If you already know that a sequence $(x_n)$ is statistically convergent to $x$ if and only if there exists a set $A$ such that $d(A)=1$ and the subsequence $(x_n)_{n\in A}$ is convergent, then the proof is almost immediate: Take the subset $A$ for one sequence, a set $B$ for the other one. Then the subsequence $(x_ny_n)_{n\in A\cap B}$ converges in the usual sense. Since $d(A\cap B)=1$, this implies statistical convergence.
The symbol $d(A)$ denotes the asymptotic density of the set $A$. The proof of the fact I have mentioned above can be found, for example, in this paper: Šalát, Tibor, On statistically convergent sequences of real numbers. (English). Mathematica Slovaca, vol. 30 (1980), issue 2, pp. 139-150, http://dml.cz/handle/10338.dmlcz/136236
However, it is not difficult to prove this even without using the aforementioned results and in a somewhat greater generality.
Let $\newcommand{\FF}{\mathcal F}\FF$ be any filter on the set $\mathbb N$ and let $(x_n)$, $(y_n)$ be sequences such that $\newcommand{\Flim}{\operatorname{\FF-lim}}\Flim x_n=x$ and $\Flim y_n=y$. Then $\Flim (x_n y_n) = xy$.
Here $\Flim x_n=x$ means that for each $\varepsilon>0$ $$\{n\in\mathbb N; |x_n-x|\le\varepsilon\}\in\FF.$$ For more on this type of convergence see here (and some of the questions linked there) or here (and some of the questions linked there).
The claim above has, as a special case, the claim for statistical convergence. (You just choose the filter of all sets having asymptotic density equal to $1$.) The proof is basically the same as for the usual limit.
Proof. Let $\newcommand{\ve}{\varepsilon}\ve>0$. Then there exists a set $F_1\in\FF$ such that $$(\forall n\in F_1) |x_n-x|<\ve.$$ Moreover, we can also choose $F_1$ in such way that $|x_n-x|\cdot |y|<\ve$. (If $y=0$, this condition is true.

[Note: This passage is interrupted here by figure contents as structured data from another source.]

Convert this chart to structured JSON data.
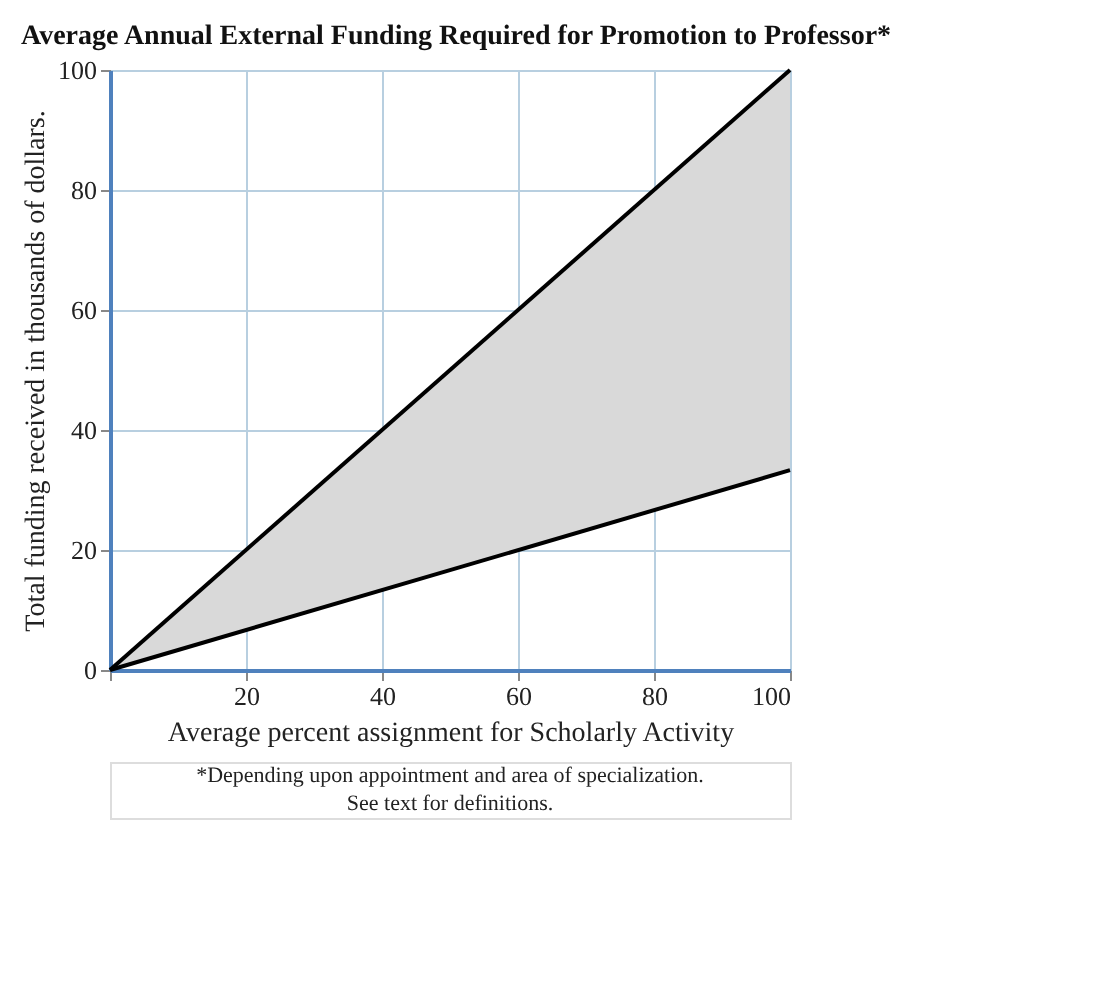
{
  "chart_data": {
    "type": "line",
    "title": "Average Annual External Funding Required for Promotion to Professor*",
    "xlabel": "Average percent assignment for Scholarly Activity",
    "ylabel": "Total funding received in thousands of dollars.",
    "x": [
      0,
      100
    ],
    "series": [
      {
        "color": "#000000",
        "values": [
          0,
          100
        ],
        "lower": [
          0,
          33.3
        ],
        "upper": [
          0,
          100
        ]
      },
      {
        "color": "#000000",
        "values": [
          0,
          33.3
        ]
      }
    ],
    "xlim": [
      0,
      100
    ],
    "xticks": [
      {
        "value": 0,
        "label": null
      },
      20,
      40,
      60,
      80,
      100
    ],
    "ylim": [
      0,
      100
    ],
    "yticks": [
      0,
      20,
      40,
      60,
      80,
      100
    ],
    "grid": true,
    "marker": "none",
    "line_style": "solid",
    "annotations": [
      "*Depending upon appointment and area of specialization.",
      "See text for definitions."
    ]
  }
}
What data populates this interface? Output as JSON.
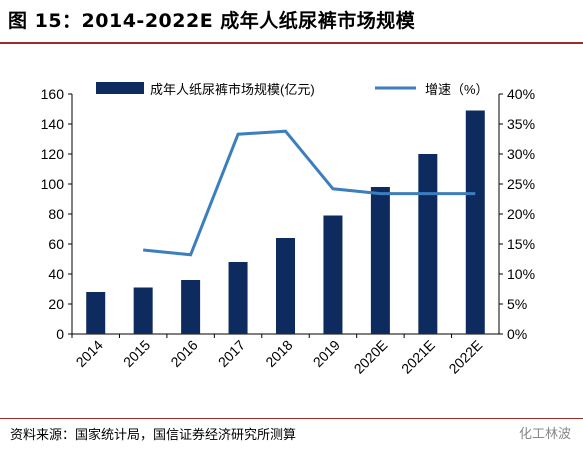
{
  "header": {
    "title": "图 15：2014-2022E 成年人纸尿裤市场规模"
  },
  "footer": {
    "source": "资料来源：国家统计局，国信证券经济研究所测算",
    "watermark": "化工林波"
  },
  "colors": {
    "bar": "#0d2b5e",
    "line": "#3d7ebd",
    "rule": "#9e2a2b"
  },
  "chart_data": {
    "type": "bar",
    "categories": [
      "2014",
      "2015",
      "2016",
      "2017",
      "2018",
      "2019",
      "2020E",
      "2021E",
      "2022E"
    ],
    "series": [
      {
        "name": "成年人纸尿裤市场规模(亿元)",
        "type": "bar",
        "axis": "left",
        "values": [
          28,
          31,
          36,
          48,
          64,
          79,
          98,
          120,
          149
        ]
      },
      {
        "name": "增速（%）",
        "type": "line",
        "axis": "right",
        "values": [
          null,
          14,
          13.2,
          33.3,
          33.8,
          24.2,
          23.4,
          23.4,
          23.4
        ]
      }
    ],
    "y_left": {
      "min": 0,
      "max": 160,
      "ticks": [
        "0",
        "20",
        "40",
        "60",
        "80",
        "100",
        "120",
        "140",
        "160"
      ]
    },
    "y_right": {
      "min": 0,
      "max": 40,
      "ticks": [
        "0%",
        "5%",
        "10%",
        "15%",
        "20%",
        "25%",
        "30%",
        "35%",
        "40%"
      ]
    },
    "legend": "top",
    "grid": false
  }
}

If not, we take $|x_n-x|<\min\{\ve,\frac{\ve}{|y|}\}$.)
Let $M=|x|+\ve$. Then for every $n\in F_1$ we have $|x_n|<M$.
There exists $F_2$ such that $$(\forall n\in F_2) |y_n-y|<\frac{\ve}M.$$ The we get for $n\in F:=F_1\cap F_2$ $$|x_ny_n-xy| = |x_n(y_n-y)+(x_n-x)y| \le |x_n| \cdot |y_n-y| + |x_n-x| \cdot |y| < M \cdot \frac{\ve}M + \ve = 2\ve.$$ The set $F$ belongs to the filter $\FF$.
Thus the sequence $(x_ny_n)$ is $\FF$-convergent to $xy$. $\hspace{5cm}\square$
The proof of this fact is also given, for example, in this paper. (Although it is formulated there using ideals rather then filters.)